I am often asked how the emergence of Containers and Microservices changes the game so far as multi-cloud security is concerned.
In some ways, Containers mean MORE of the same - more speed, more scale, more automation, more controls between resources, more granular need for inspection and security policy enforcement - and we find vArmour’s application-centric approach to endpoint-independent security (because you can’t deploy an agent-like control within a Container without breaking the entire architecture) applies beautifully.
However, it is the enablement of Microservices architectures that really changes the game when it comes to cloud security. Previously, in monolithic architectures, application processes largely communicated via internal data structures and local socket calls. The attack surface was also constrained to a single OS in monolithic applications. Alternatively, with microservices, applications are broken down into functions (which are narrow, and ’small’ enough for a single engineer to build and deploy within 2 weeks, by many definitions) which interact with each other through APIs exposed to the network.
Microservices lead to loosely coupled, (and arguably) more scalable and resilient data center and cloud architectures, but sends the attack surface of a given application through the roof. The application internals are now accessible from the multi-cloud network! This substantial change to the application threat model needs to be addressed through a number of new methods, in a manner that doesn’t negatively impact the agility and operational simplicity of the Container ecosystem.
1. ‘Wrapping’ security controls around each microservice
As microservices are ‘spun up’ by the PaaS orchestration layer, security controls need to be instantiated to ensure access to the microservice is constrained. Think of micro-segmentation at the container level, using the existing DevOps toolchains. If you can insert security controls like vArmour ‘around’ a workload dynamically, then you can use the same approach to wrap a microservice with the same level of independent security policy enforcement.
Alternative security controls are challenged to get this close to the microservice - appliances (NGFWs, IPS, virtual or physical) cannot get ‘between’ containers on a host or scale out in the dynamic manner required. If you are dependent upon agent co-existence within a workload, then the container model breaks down somewhere - you either need to add more ‘bloat’ executing within the container or you need to migrate to a model of enforcement ‘around’ the asset, at the host network ‘interconnect’.

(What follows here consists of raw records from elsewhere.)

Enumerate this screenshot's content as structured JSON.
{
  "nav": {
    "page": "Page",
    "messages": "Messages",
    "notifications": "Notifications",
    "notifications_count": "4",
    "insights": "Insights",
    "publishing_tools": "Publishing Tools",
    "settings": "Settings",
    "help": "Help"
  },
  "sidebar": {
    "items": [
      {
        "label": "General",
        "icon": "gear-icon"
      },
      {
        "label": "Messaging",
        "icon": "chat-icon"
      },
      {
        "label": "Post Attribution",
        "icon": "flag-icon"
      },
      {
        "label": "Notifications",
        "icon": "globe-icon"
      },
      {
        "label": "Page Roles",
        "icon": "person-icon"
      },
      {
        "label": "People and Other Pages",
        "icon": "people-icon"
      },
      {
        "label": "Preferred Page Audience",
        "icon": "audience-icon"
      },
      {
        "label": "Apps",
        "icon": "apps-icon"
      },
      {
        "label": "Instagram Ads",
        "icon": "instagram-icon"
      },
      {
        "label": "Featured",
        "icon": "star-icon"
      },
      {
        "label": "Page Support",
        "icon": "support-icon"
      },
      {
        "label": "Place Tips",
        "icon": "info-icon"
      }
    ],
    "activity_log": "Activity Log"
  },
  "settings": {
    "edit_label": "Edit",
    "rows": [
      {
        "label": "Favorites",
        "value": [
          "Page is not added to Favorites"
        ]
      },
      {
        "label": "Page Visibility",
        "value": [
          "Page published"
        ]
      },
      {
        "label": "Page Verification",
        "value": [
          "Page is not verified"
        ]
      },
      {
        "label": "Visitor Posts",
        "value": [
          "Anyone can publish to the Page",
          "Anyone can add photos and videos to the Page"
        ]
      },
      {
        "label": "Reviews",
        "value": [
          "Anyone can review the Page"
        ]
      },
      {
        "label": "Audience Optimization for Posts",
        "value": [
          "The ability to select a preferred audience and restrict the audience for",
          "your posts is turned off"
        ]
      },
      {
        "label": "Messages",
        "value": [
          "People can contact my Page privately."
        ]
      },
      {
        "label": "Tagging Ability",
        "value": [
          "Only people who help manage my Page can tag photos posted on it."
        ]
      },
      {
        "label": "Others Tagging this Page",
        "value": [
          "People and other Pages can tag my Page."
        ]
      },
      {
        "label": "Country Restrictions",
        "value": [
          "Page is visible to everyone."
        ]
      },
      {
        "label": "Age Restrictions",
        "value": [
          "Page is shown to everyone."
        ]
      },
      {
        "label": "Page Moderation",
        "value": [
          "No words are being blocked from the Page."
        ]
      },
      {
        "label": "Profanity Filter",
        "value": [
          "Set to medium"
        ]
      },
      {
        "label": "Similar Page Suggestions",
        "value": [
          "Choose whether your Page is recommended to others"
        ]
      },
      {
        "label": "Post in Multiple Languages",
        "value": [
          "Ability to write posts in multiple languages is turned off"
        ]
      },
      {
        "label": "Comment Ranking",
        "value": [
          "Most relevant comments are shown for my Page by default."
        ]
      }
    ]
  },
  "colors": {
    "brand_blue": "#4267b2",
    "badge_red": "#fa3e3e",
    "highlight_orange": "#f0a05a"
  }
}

2. Monitoring and control capability
You will need granular, application-layer monitoring, and you will need strong controls. Microservices architectures will add tremendous complexity to our networks, and will ask the network to do things previously unknown. You can think of the new network as a combination of existing network communications plus previously Inter-process (and Intra-process) internal computer communications, constantly changing dynamically by the millisecond. If your cloud security solution does not provide you with the ability to recognize anomalies, new threat vectors, and misuse of protocols at this deep level, then you are ‘operating blind’ and exposing the internals of your most critical applications, and your client’s data, to the world. Application-aware security solutions, like the vArmour DSS Distributed Security System, are designed to provide you with the control and continuous monitoring you will need directly ‘around’ the microservice, unlike simple network controls (such as SDNs or the good old VLAN / ACL partition) and agent-based solutions built upon basic packet filtering technology (such as IPtables or Windows filtering platform, WFP).
3. Dynamic workload instantiation, without sacrificing security policy
Those controls need to dynamically instantiate security using a combination of security policy intent and information being provided by the control plane. You need a model where providing dynamic resource instantiation does not sacrifice your security posture or determinism of control. A flexible, group-based policy model which integrates with the data center orchestration engine(s) will allow you to pre-define your security policies, while accommodating dynamic changes to application topology.
4. Scale and performance
Microservices architectures will typically replace 100s of VMs with thousands or tens of thousands of Containers, as the unit of deployment becomes really fine-grained. Unless you have an architecture to support this level of scale and the associated control plane activity, then it will become challenging to make the security controls fit. Appliance-based security models will be particularly challenged in this respect.
5. Fine grained authentication and authorization of access
Once you have reduced your attack surface with micro-segmentation, then it is critical to ensure authorized access to the permissioned API is provided at the minimal required level of privilege. Typically, this access will be process to process (and you can use micro-segmentation to prevent any human access to ‘internal’ interfaces using basic policy definitions) which can be difficult to implement correctly, involving complex credential management challenges.
6. Kernel attack vectors
Attack vectors through the shared OS kernel (container to container, kernel to container, container to kernel) need to be addressed.
At vArmour, our distributed security architecture allows us to address challenges 1-4 that the major disruption of microservices will bring to data center and cloud security. By reducing the attack surface, and providing powerful, application-layer monitoring and control, we help to bring order to highly dynamic and complex environments, like those built on microservices.